Trumps wahre Motive werden in Frage gestellt. Neben strategischen US-Interessen spielt eine wichtige Rolle, dass der US-Präsident - der sich im November um eine zweite Amtszeit bewirbt - China im Wahlkampf gut als Feindbild einsetzen kann. Bei Trump klingt das dann etwa so: China habe seit Jahren auf Kosten der USA gelebt, Amerika um Hunderte Milliarden betrogen, Jobs geklaut und die USA ausspioniert. Niemand gehe «so hart» mit China um wie er, während sein Herausforderer Joe Biden ein Freund Chinas sei - obwohl die Demokraten die Regierung in Sachen Sanktionen eher vor sich hertreiben.

China ist für Trump auch Sündenbock: Er macht die Führung in Peking für die Corona-Pandemie verantwortlich, spricht vom «China-Virus». Er lenkt damit von eigenen Versäumnissen ab. Fast vier Millionen Amerikaner haben sich infiziert, mehr als 140 000 sind an den Folgen gestorben. Aber Trump denkt nur an seine Wiederwahl. Nur beraubt ihn die Krise seines wichtigsten Arguments dafür: eine boomende Wirtschaft. Nach drei Jahren Aufschwung folgte der Absturz. Das Coronavirus könnte ihm den Wahlsieg vermasseln - was seine Position gegenüber China weiter verhärtet. «Diese fiese, schreckliche Krankheit hätte nie aus China entkommen dürfen», sagt Trump.

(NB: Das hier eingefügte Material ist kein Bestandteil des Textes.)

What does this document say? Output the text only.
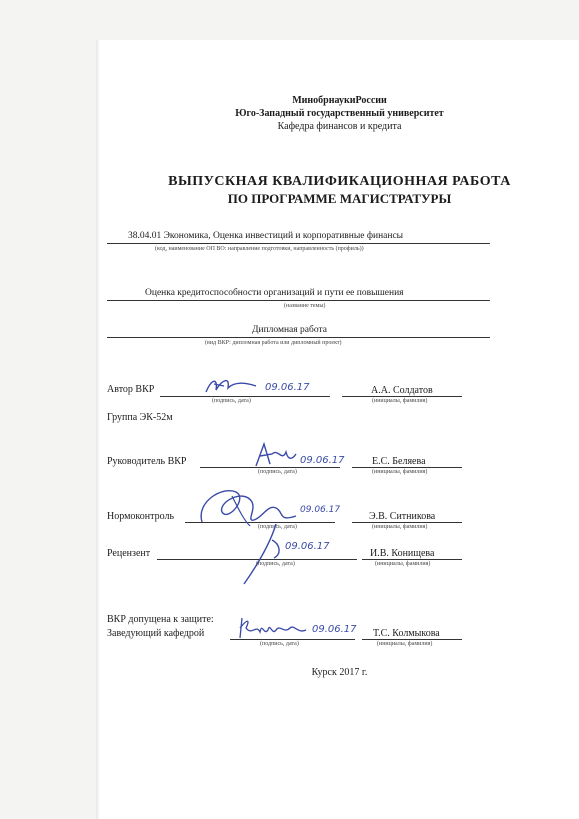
МинобрнаукиРоссии
Юго-Западный государственный университет
Кафедра финансов и кредита
ВЫПУСКНАЯ КВАЛИФИКАЦИОННАЯ РАБОТА
ПО ПРОГРАММЕ МАГИСТРАТУРЫ
38.04.01 Экономика, Оценка инвестиций и корпоративные финансы
(код, наименование ОП ВО: направление подготовки, направленность (профиль))
Оценка кредитоспособности организаций и пути ее повышения
(название темы)
Дипломная работа
(вид ВКР: дипломная работа или дипломный проект)
Автор ВКР	09.06.17
(подпись, дата)
А.А. Солдатов
(инициалы, фамилия)
Группа ЭК-52м
Руководитель ВКР	09.06.17
(подпись, дата)
Е.С. Беляева
(инициалы, фамилия)
Нормоконтроль
09.06.17
(подпись, дата)
Э.В. Ситникова
(инициалы, фамилия)
Рецензент
09.06.17
(подпись, дата)
И.В. Конищева
(инициалы, фамилия)
ВКР допущена к защите:
Заведующий кафедрой	09.06.17
(подпись, дата)
Т.С. Колмыкова
(инициалы, фамилия)
Курск 2017 г.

Es bleibt nicht bei harschen Tönen und der Ausweisung von Diplomaten wie jetzt in Houston. Auch geopolitisch und militärisch steuern die Streithähne auf Konfrontationskurs - vor allem im Südchinesischen Meer. Washington bezeichnet Chinas Ansprüche auf die rohstoffreichen Gewässer jetzt auch formell als «völlig gesetzeswidrig» und bereitet damit die Argumentation vor, falls es zur Eskalation in der Region kommt. Ein Urteil des Schiedsgerichtshofs in Den Haag von 2016, das Chinas Gebietsansprüche ablehnte, wird von Peking ignoriert.

Die Präsenz der US-Flugzeugträgergruppen mit mehr als 12 000 Soldaten in unmittelbarer Nähe der chinesischen Marine erhöht die Gefahr eines Zwischenfalls. «Wird es einen Krieg zwischen China und den USA geben?», fragte das Propaganda-Blatt «Global Times». Es beschwört Friedfertigkeit, droht aber, dass China bei einer «ernsten Provokation» nicht zögern werde: «China wird die Herausforderung annehmen und die USA vor unserer Haustür sicher besiegen.» An Kampfeswillen könne es Washington kaum mit Peking aufnehmen.